In the 1950s Miranda and a number of other Cubans living in the United States supported the July 26 Movement, which successfully led workers and peasants to overthrow the U.S.-backed dictatorship of Fulgencio Batista in January 1959. After the triumph of the revolution they organized to counter Washington's lies and to win solidarity for the new revolutionary government. As the U.S.-trained invasion force hit the beaches at Cuba's Bay of Pigs on April 17, 1961, Miranda, other Casa activists, and other opponents of U.S. aggression against Cuba took to the streets to protest Washington's involvement and to demand an end to the assault.
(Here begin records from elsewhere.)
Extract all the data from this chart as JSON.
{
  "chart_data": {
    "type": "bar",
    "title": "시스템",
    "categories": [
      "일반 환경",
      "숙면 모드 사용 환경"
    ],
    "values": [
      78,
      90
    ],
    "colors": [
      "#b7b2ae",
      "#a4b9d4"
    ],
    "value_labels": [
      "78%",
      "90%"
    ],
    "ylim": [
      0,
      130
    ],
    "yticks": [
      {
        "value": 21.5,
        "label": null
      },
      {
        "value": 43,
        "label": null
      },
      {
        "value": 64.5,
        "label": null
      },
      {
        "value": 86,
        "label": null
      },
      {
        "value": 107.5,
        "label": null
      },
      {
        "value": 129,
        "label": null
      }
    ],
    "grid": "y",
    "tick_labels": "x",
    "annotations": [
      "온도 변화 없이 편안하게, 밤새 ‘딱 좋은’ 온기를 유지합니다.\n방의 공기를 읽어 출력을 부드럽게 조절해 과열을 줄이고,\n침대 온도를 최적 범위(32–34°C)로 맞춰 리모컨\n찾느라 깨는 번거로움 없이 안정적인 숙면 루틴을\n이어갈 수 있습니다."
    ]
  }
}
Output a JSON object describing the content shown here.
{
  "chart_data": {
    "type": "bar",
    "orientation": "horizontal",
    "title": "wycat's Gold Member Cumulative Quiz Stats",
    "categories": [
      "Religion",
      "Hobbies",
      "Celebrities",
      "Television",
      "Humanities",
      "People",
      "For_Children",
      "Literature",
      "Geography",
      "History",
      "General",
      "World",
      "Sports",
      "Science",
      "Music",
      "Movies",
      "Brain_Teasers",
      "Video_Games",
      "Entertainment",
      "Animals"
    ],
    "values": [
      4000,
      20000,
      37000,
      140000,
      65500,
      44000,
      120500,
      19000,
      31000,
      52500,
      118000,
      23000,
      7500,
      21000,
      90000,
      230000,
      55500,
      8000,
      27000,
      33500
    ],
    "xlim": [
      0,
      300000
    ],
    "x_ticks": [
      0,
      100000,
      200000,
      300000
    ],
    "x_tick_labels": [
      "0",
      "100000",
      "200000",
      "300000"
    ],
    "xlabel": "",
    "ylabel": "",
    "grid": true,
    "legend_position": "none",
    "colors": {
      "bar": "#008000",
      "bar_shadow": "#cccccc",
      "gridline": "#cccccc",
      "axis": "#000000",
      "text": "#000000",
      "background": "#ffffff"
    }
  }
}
Miranda said the Cuban rout of the invaders within 72 hours "was not just an honor and victory for all Latin Americans who defend the right to national sovereignty, but an honor and victory for socialism on the continent."

In Miami, Cuba solidarity activists are planning a conference entitled "The Bay of Pigs: 40 Years Later."

Among those participating in the panel will be Rafael Cáncel Miranda, a Puerto Rican independence fighter who was imprisoned for 25 years for his pro-independence activities; Mary-Alice Waters, president of Pathfinder Press and coeditor of the recently released Pathfinder book Playa Girón/Bay of Pigs: Washington's First Military Defeat in the Americas; Andrés Gómez, national coordinator of the Antonio Maceo Brigade; and Luis Tornés, editor of the Miami Post.

In a phone interview, Gómez pointed to the Cuban victory at Playa Girón in April 1961 as the event that "politically consolidated the Cuban Revolution, and made it possible for the Cuban people to unite in a common effort to build a new society and to fight US aggression.

"Perhaps as significant," Gómez said, "is the fact that 40 years later, the U.S. government has the same policy to subvert and destroy the Cuban Revolution by any means available. At the same time, you will find the same determination of the Cuban people--through new generations--to build a new society and to fight against U.S. aggression."